Behind-the-scenes developing LlamaBot

written by Eric J. Ma on 2023-07-21 | tags: llamabot openai gpt4 chatbot software development ai innovation langchain llama_index code ghostwriting zotero

Just built LlamaBot, a chatbot using OpenAI GPT-4, and it's been a wild ride! 🎢 From dealing with rapid innovation and versioning issues to discovering the power of code ghostwriting, it's been a learning curve. 🧠💡 Also, I explored some cool LLM frameworks. Dive in to learn more! 🏊‍♂️

LlamaBot

LlamaBot is a Pythonic interface to LLMs that I built out with input from friends and colleagues. (I previously announced that I was working on it in a previous blog post.) Within the project, I also decided to build some LLM-based apps that I felt would be useful for myself. To pace myself, I set some milestones for myself that included the following desirable features:

Making a CLI for chatting using the OpenAI GPT-4 API,
Building a commit message writer,
Making a Zotero chatbot, and
Building a Python code ghostwriter that can work with any Python library.

I want to reflect on the development process in this blog post. Building this thing, after all, was challenging, especially since I was doing this way after work hours, handling two kids, and before midnights arrived. I also wanted to record some of the challenges faced, the decisions taken, and how I might redo the code if I had a chance to start again.

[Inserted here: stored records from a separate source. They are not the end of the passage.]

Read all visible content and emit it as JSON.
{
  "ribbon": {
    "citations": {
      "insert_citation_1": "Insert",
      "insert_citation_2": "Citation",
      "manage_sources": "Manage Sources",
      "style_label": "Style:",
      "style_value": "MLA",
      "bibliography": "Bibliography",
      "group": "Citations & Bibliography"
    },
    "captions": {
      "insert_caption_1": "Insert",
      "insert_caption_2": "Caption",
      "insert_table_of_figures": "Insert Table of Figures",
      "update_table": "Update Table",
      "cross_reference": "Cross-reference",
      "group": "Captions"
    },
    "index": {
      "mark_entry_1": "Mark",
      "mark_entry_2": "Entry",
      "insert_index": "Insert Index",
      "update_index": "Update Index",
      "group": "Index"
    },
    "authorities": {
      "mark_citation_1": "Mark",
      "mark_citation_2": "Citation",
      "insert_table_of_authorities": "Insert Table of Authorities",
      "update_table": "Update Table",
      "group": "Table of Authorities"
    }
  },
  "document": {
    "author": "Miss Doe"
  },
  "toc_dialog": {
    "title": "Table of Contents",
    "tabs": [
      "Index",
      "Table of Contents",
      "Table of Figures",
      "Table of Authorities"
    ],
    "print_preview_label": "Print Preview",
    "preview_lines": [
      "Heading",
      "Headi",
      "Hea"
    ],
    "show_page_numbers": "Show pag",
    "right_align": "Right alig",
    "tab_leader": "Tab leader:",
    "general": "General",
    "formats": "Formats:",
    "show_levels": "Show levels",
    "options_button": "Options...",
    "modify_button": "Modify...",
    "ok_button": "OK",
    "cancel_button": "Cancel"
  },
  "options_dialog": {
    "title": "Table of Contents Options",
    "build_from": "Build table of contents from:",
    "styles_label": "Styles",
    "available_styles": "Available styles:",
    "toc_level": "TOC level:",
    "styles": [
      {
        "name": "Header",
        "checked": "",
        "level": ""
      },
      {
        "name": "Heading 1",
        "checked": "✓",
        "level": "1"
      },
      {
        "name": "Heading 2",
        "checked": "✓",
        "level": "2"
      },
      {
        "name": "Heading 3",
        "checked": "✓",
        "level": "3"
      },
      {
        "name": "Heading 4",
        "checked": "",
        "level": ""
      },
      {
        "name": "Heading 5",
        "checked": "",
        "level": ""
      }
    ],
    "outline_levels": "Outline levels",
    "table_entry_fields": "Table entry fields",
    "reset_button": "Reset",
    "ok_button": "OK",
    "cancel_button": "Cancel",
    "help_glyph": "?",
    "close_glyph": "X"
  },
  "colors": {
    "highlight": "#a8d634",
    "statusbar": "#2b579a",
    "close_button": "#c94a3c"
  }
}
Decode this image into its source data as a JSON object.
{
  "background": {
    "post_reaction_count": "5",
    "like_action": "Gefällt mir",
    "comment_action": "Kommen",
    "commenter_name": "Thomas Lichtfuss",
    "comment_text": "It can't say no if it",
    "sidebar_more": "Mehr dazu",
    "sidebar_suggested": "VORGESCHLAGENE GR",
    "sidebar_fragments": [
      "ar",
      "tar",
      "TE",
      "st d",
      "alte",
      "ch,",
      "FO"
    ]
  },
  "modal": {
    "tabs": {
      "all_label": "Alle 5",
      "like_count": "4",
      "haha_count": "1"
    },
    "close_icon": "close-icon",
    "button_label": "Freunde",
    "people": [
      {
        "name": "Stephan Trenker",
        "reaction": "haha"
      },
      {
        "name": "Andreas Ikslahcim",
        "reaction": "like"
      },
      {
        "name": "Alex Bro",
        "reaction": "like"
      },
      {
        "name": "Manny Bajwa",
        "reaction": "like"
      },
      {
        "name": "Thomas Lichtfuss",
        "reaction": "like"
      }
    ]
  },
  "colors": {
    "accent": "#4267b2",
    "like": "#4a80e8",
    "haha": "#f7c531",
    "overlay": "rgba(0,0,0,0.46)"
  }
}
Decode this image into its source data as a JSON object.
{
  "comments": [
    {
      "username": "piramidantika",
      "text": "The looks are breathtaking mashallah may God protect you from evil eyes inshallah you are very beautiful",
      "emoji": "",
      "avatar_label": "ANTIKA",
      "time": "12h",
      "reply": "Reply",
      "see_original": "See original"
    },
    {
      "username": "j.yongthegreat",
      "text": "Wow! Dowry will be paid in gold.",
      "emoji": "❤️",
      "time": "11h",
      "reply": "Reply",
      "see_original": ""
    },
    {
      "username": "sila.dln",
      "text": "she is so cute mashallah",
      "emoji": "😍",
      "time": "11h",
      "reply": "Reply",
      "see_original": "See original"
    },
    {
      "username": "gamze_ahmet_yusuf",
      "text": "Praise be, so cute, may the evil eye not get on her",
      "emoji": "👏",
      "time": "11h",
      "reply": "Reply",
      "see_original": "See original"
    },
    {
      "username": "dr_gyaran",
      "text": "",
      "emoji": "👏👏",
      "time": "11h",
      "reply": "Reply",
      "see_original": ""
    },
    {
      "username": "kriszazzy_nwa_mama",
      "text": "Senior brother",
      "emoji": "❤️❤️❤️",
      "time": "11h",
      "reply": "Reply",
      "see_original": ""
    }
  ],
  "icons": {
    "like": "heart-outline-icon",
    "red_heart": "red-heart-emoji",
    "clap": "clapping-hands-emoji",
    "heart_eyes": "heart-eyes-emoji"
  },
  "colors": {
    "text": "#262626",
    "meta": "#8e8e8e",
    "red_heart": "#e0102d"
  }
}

Breakneck innovation pace means we're always building on sand

First, I want to share that building on top of an evolving ecosystem feels like building a house on quicksand. I remember vividly when llama_index underwent a refactor of their GPTSimpleIndex class. It broke a working version of the QueryBot code while I was developing more advanced features. That was bloody frustrating! The challenge here was finding time to keep pace with the ecosystem. It takes time to keep up, and that is time that could be spent building. This was a constant tradeoff that I had to consider.

Eventually, I ended up temporarily pinning the version of llama_index that I depended on while I got the rest of the features of QueryBot in place; only then was I able to work following up on the refactored code.

The flip side is that things that were problems before soon disappear. One example is the inability of LLMs to natively return structured data reliably; I will quote the Marvin docs:

One of the most important "unlocks" for using AIs alongside and within your code is working with native data structures. This can be challenging for two reasons: first, because LLMs naturally exchange information through unstructured text; and second, because modern LLMs are trained with conversational objectives, so they have a tendency to interject extra words like "Sure, here's the data you requested:". This makes extracting structured outputs difficult.

Marvin has had a solution to this problem for a short while, but because I had chosen LangChain's as the base of LlamaBot's stack (because I wanted to work with llama_index, which depends on LangChain), I found myself hesitating to even experiment with Marvin, even though, through reading the docs, I loved the ideas the devs were building Marvin around. Yet, soon after, OpenAI released Functions capabilities, and now LangChain also can create structured data reliably (or so I think, given what I'm seeing in the docs). Additionally, I'm seeing solutions from the Outlines package for this exact problem too). At this pace, thanks to rapid feedback from the global developer community, we will see the rapid development of things that developers need to build the apps they want.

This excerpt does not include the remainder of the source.